Bernd Heine | |
Birth Date: | 25 May 1939 |
Birth Place: | Mohrungen, East Prussia (now Morąg, Poland) |
Nationality: | German |
Occupation: | Linguist |
Alma Mater: | University of Cologne |
Workplaces: | University of Cologne |
Main Interests: | Languages of Africa |
Bernd Heine (born 25 May 1939) is a German linguist and specialist in African studies.
From 1978 to 2004 Heine held the chair for African Studies at the University of Cologne, Germany, now being a Professor Emeritus. His main focal points in research and teaching are African linguistics, sociolinguistics, grammaticalization theory and language contact and discourse grammar. The grammaticalisation theory, which deals with the changes in grammar, and to which he contributed 7 books and numerous articles, is his main focal point. Jointly with Tania Kuteva and Gunther Kaltenböck, Heine is the founder of the framework of discourse grammar.

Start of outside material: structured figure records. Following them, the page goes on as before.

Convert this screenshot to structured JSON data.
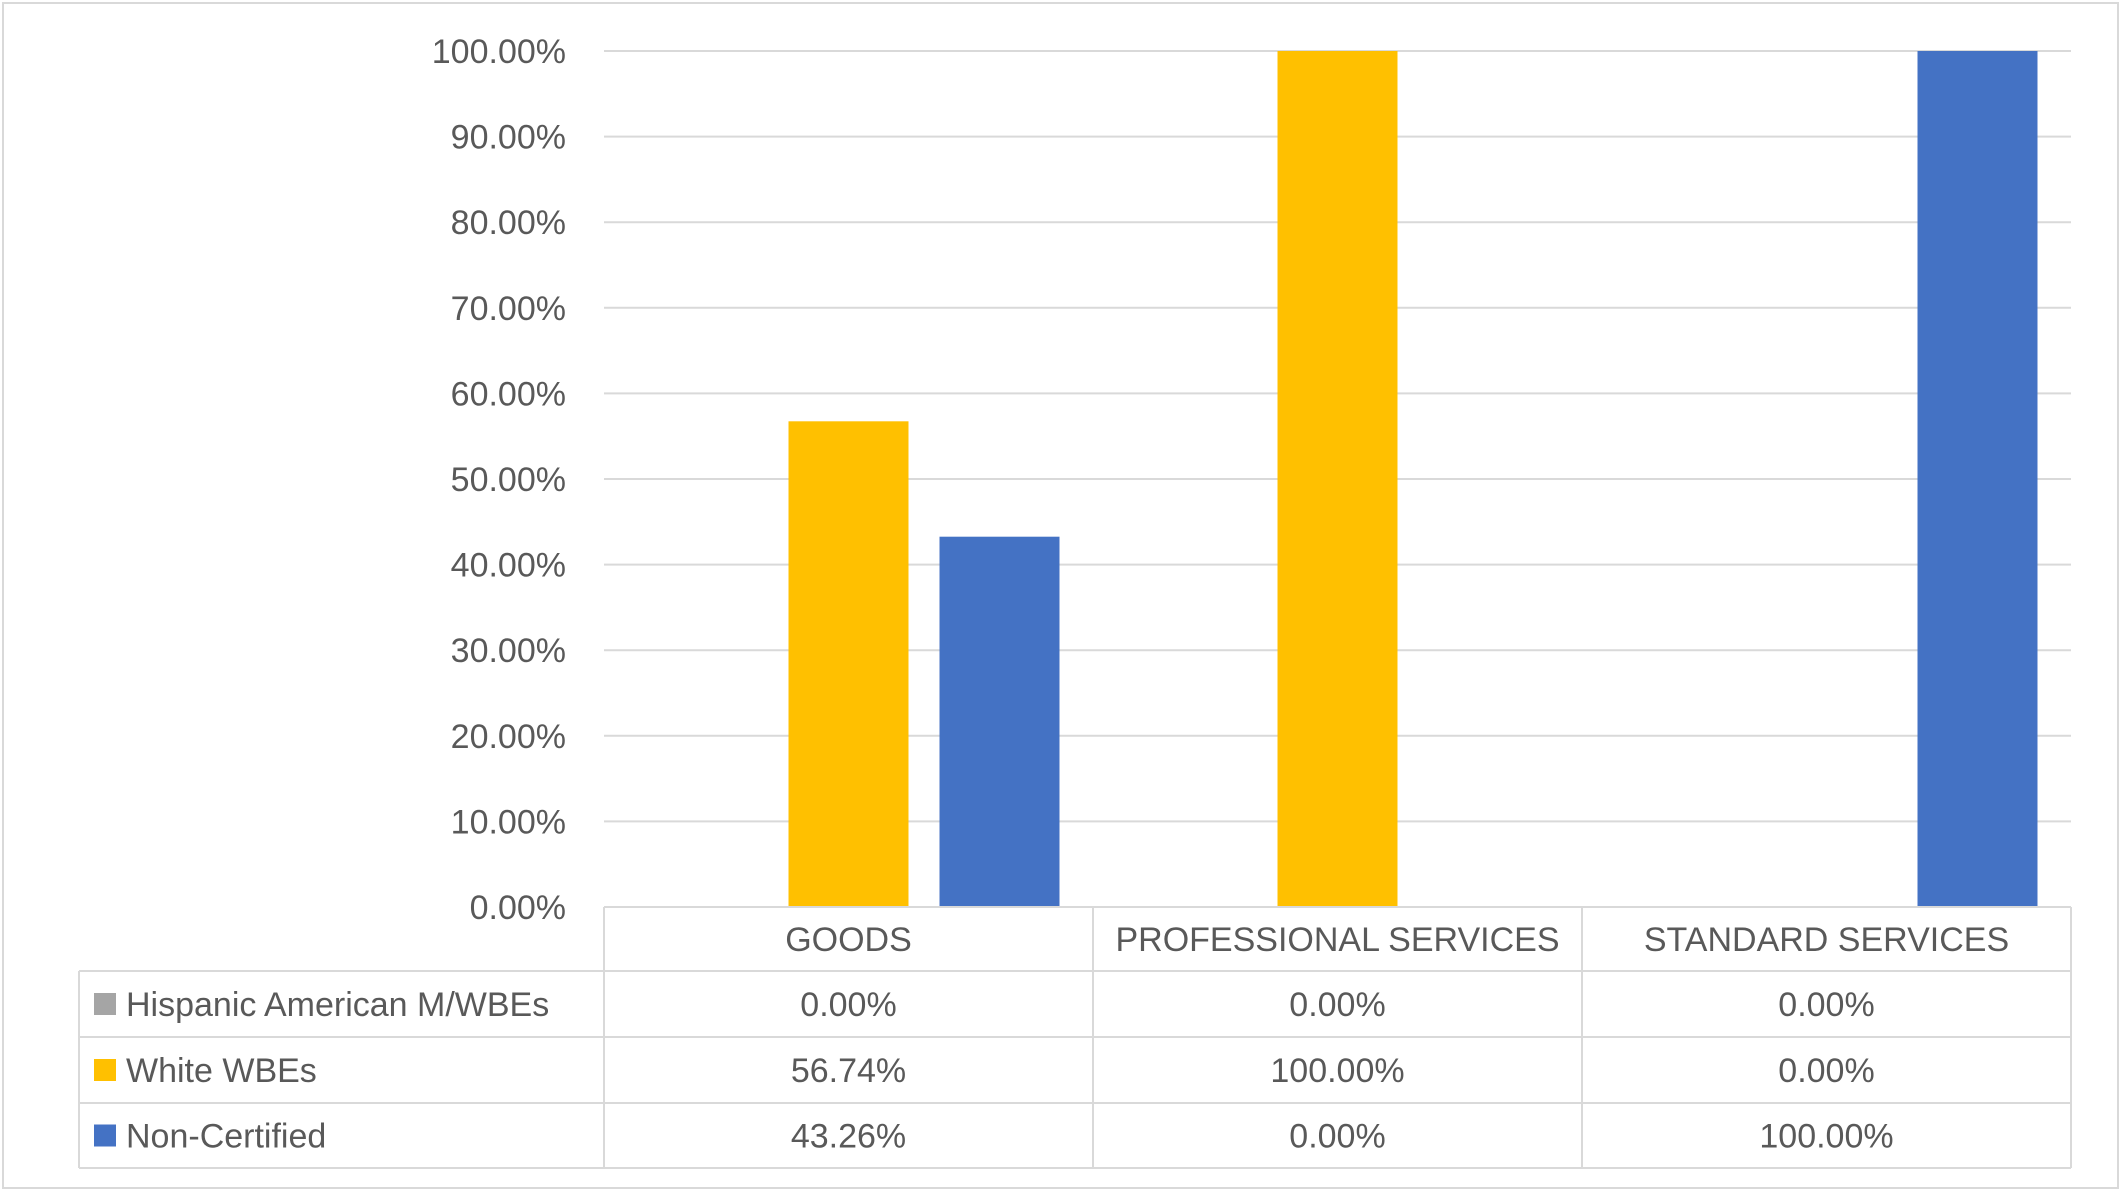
{
  "chart_data": {
    "type": "bar",
    "title": "",
    "xlabel": "",
    "ylabel": "",
    "categories": [
      "GOODS",
      "PROFESSIONAL SERVICES",
      "STANDARD SERVICES"
    ],
    "series": [
      {
        "name": "Hispanic American M/WBEs",
        "color": "#a5a5a5",
        "values": [
          0.0,
          0.0,
          0.0
        ],
        "labels": [
          "0.00%",
          "0.00%",
          "0.00%"
        ]
      },
      {
        "name": "White WBEs",
        "color": "#ffc000",
        "values": [
          56.74,
          100.0,
          0.0
        ],
        "labels": [
          "56.74%",
          "100.00%",
          "0.00%"
        ]
      },
      {
        "name": "Non-Certified",
        "color": "#4472c4",
        "values": [
          43.26,
          0.0,
          100.0
        ],
        "labels": [
          "43.26%",
          "0.00%",
          "100.00%"
        ]
      }
    ],
    "ylim": [
      0,
      100
    ],
    "yticks": [
      "0.00%",
      "10.00%",
      "20.00%",
      "30.00%",
      "40.00%",
      "50.00%",
      "60.00%",
      "70.00%",
      "80.00%",
      "90.00%",
      "100.00%"
    ],
    "grid": true,
    "legend": "data-table"
  }
}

Heine was born in Mohrungen, East Prussia (now Morąg, Poland). During the Second World War, in 1944 his parents fled to Austria and later took up residence in Bavaria, before settling in Leverkusen in 1948. From 1949 to 1959 Heine attended the Landrat-Lucas-Gymnasium in Opladen. Afterwards, he studied at the University of Cologne and University of Hamburg. In 1967 he was awarded a PhD in Cologne. In 1972 he received his postdoctoral lecture qualification for African studies.
From 1968 to 1969 he was an assistant at the Department for African Studies of the University of Cologne, from 1969 to 1972 he was a lecturer and from 1975 to 1978 visiting professor at the University of Nairobi. In 1978 he took over the chair of African Studies at the University of Cologne.

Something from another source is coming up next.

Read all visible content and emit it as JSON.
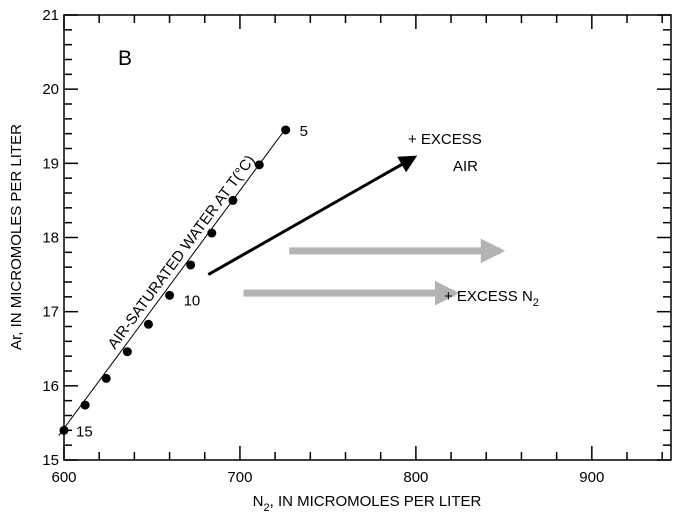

He carried out 25 field research trips to Ghana, Togo, Kenya, Tanzania, Uganda and Namibia as well as lecturing trips to Australia, Austria, Brasil, England, Estonia, Ethiopia, Finland, France, Italy, Japan, Kenya, Mexico, Namibia, The Netherlands, Poland, Spain, South Africa, South Korea, Sweden, Tanzania and United States of America.
Guest professorships brought him to La Trobe University, Melbourne in 1994/1995 and from 1999 to 2000 to the Center for Advanced Study in the Behavioral Sciences in Stanford, United States, in 2002 to the Dartmouth College, US, in 2005 to the University of Graz and from 2005 to 2006 to the Netherlands Institute for Advanced Study in Wassenaar, the Netherlands, in 2006 to the University of Hamburg, in 2007 to the Ecole des Hautes Etudes (Centre de Recherches Linguistiques sur l'Asie Orientale "CRLAO"), Paris, in 2007 to the Federal University of Rio de Janeiro, 2008 through 2009 to the Tokyo University of Foreign Studies, Japan, and in 2009 to the Chonnam National University, Korea. He was a visiting professor at the University of Cape Town in 2012 and 2015, and in 2014 he was appointed Yunshan Chair Professor at Guangdong University of Foreign Studies, China (2014 - 2016).

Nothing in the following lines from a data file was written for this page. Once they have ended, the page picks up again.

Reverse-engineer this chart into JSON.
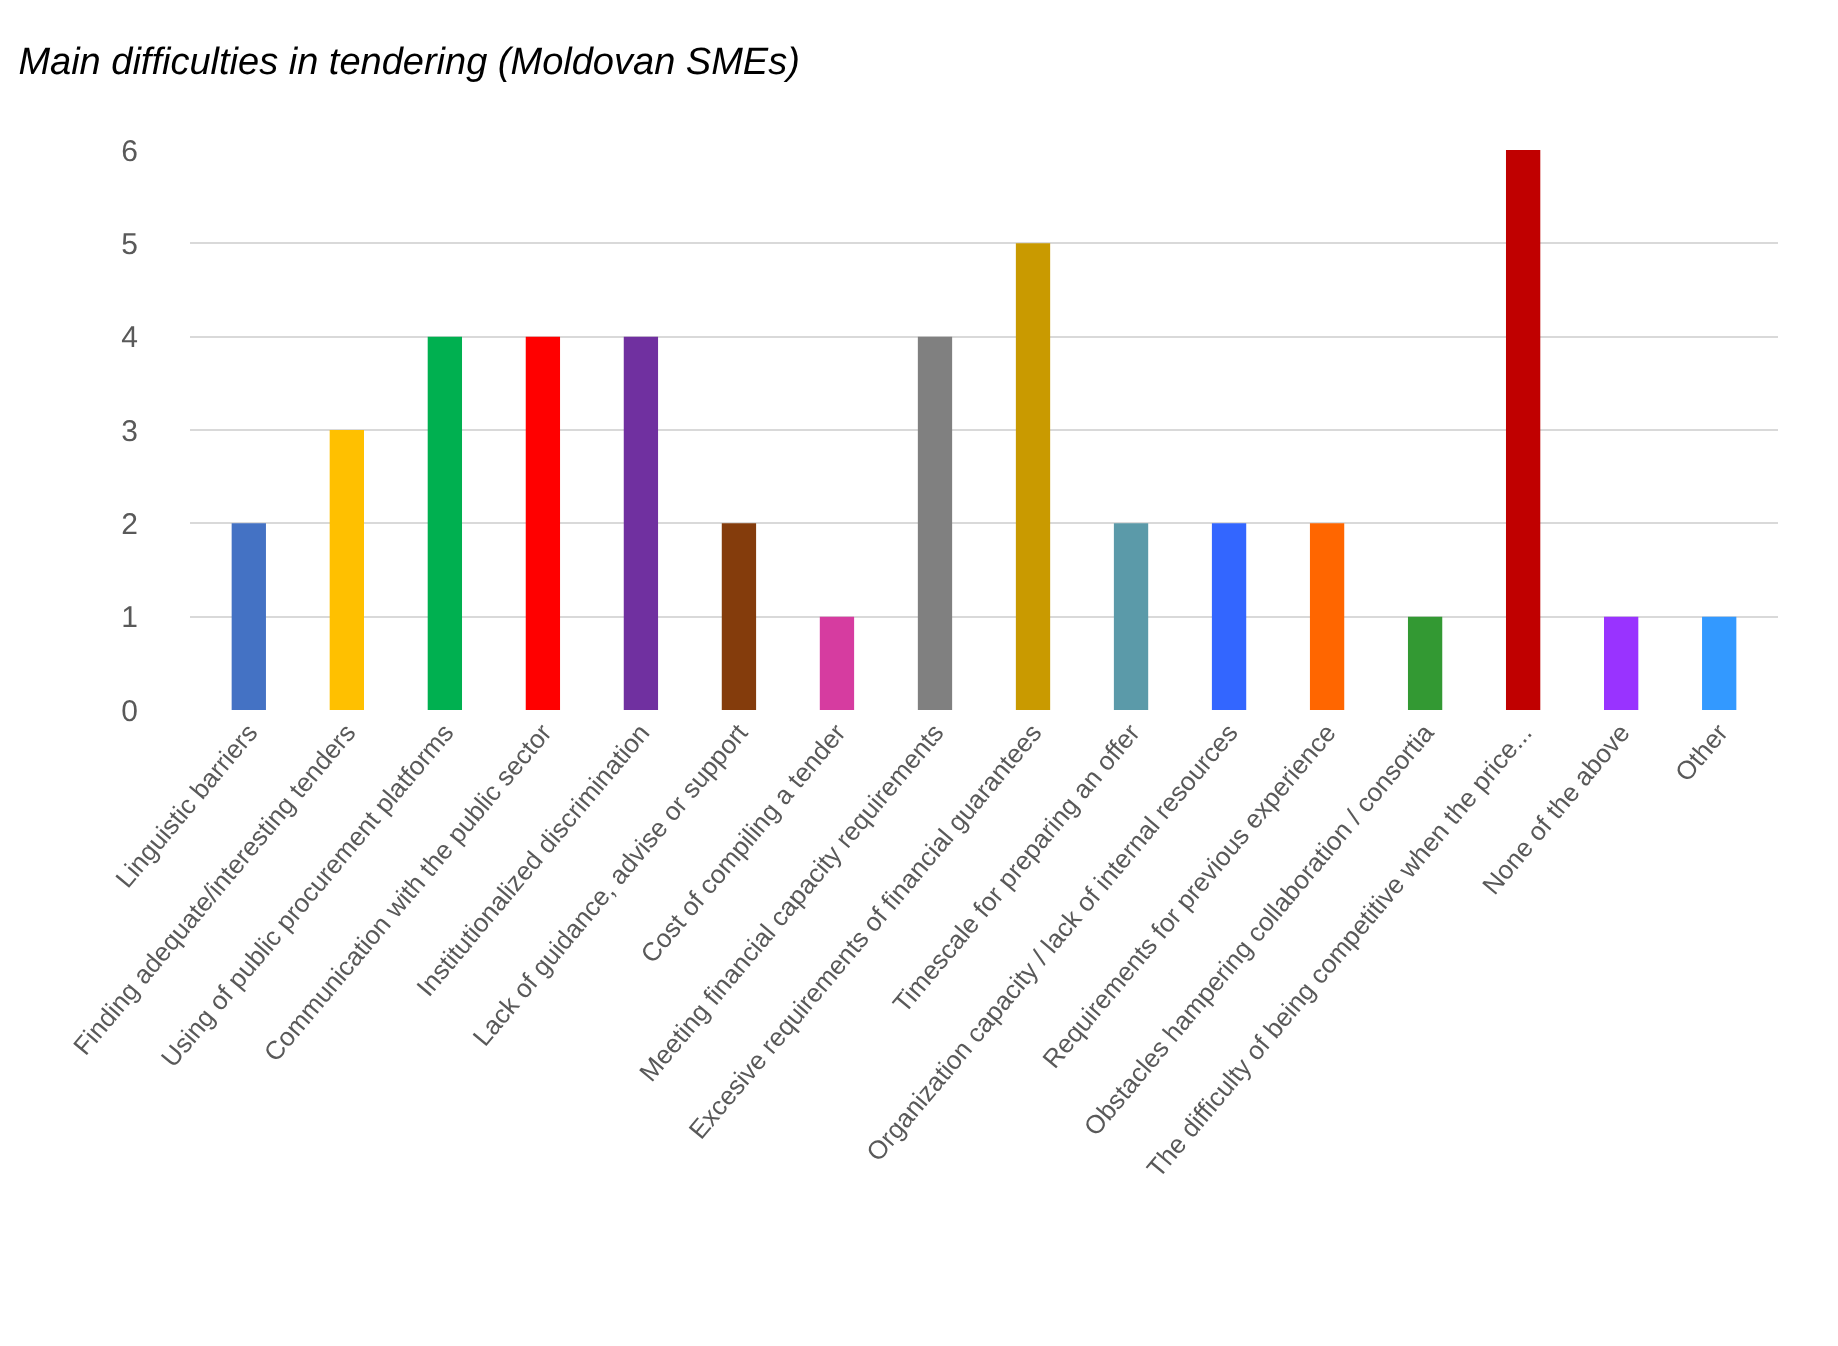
{
  "chart_data": {
    "type": "bar",
    "title": "Main difficulties in tendering (Moldovan SMEs)",
    "categories": [
      "Linguistic barriers",
      "Finding adequate/interesting tenders",
      "Using of public procurement platforms",
      "Communication with the public sector",
      "Institutionalized discrimination",
      "Lack of guidance, advise or support",
      "Cost of compiling a tender",
      "Meeting financial capacity requirements",
      "Excesive requirements of financial guarantees",
      "Timescale for preparing an offer",
      "Organization capacity / lack of internal resources",
      "Requirements for previous experience",
      "Obstacles hampering collaboration / consortia",
      "The difficulty of being competitive when the price...",
      "None of the above",
      "Other"
    ],
    "values": [
      2,
      3,
      4,
      4,
      4,
      2,
      1,
      4,
      5,
      2,
      2,
      2,
      1,
      6,
      1,
      1
    ],
    "colors": [
      "#4472c4",
      "#ffc000",
      "#00b050",
      "#ff0000",
      "#7030a0",
      "#843c0c",
      "#d63ca0",
      "#808080",
      "#c99a00",
      "#5b9aa9",
      "#3366ff",
      "#ff6600",
      "#339933",
      "#c00000",
      "#9933ff",
      "#3399ff"
    ],
    "ylim": [
      0,
      6
    ],
    "yticks": [
      0,
      1,
      2,
      3,
      4,
      5,
      6
    ],
    "grid": "y"
  }
}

Bernd Heine has served as a keynote speaker or invited speaker of over 100 international conferences. His publications include more than 40 books on African linguistics, sociolinguistics, historical linguistics, grammaticalization theory, and discourse grammar. He is co-editor and/or member of the advisory boards of 17 journals or series of books. Since 2014 his main interest has been, jointly with Gunther Kaltenböck and Tania Kuteva, the analysis of linguistic discourse. In the framework of discourse grammar developed by these authors, two components of discourse planning are distinguished, where one, Sentence Grammar, is centrally concerned with the construction of sentences while the other, Thetical Grammar, is dedicated to the relationship between speaker, hearer, and the text.
His awards include a membership with the Executive Council, International African Institute, London. In 1986 he became Hans Wolff Memorial Lecturer at the Indiana University, US, in 1990 Raymond Dart Memorial Lecturer at the University of Johannesburg, South Africa. In 1990 he received the Kenya Kiswahili Association Award in Nairobi, in 1994 he was Fellow of the Australian Research Council, in 1995 he received an award from the National Kiswahili Council of the Republic of Tanzania. In 1995 he became August Klingenheben Memorial Lecturer at the University of Leipzig and in 1996 a Fellow of the British Academy. From 1997 to 2000 he was president of the Committee for World Congresses of African Linguistics and in 1999 he became a full member of the North Rhine-Westphalia Academy of Sciences. In 2008, the Ministry of Education, Science, and Technology, South Korea, appointed him a Distinguished World-Class Scholar, and in 2009 he received the Lifetime Achievement Award of the Evolutionary Linguistics Association, Brussels. He was made a member of the Academia Europaea (MAE) in 2015 and of the European Science Foundation in 2016. In 2012, he became an Honorary Member of the Linguistic Society of America, and in 2020 of the Philological Society of London.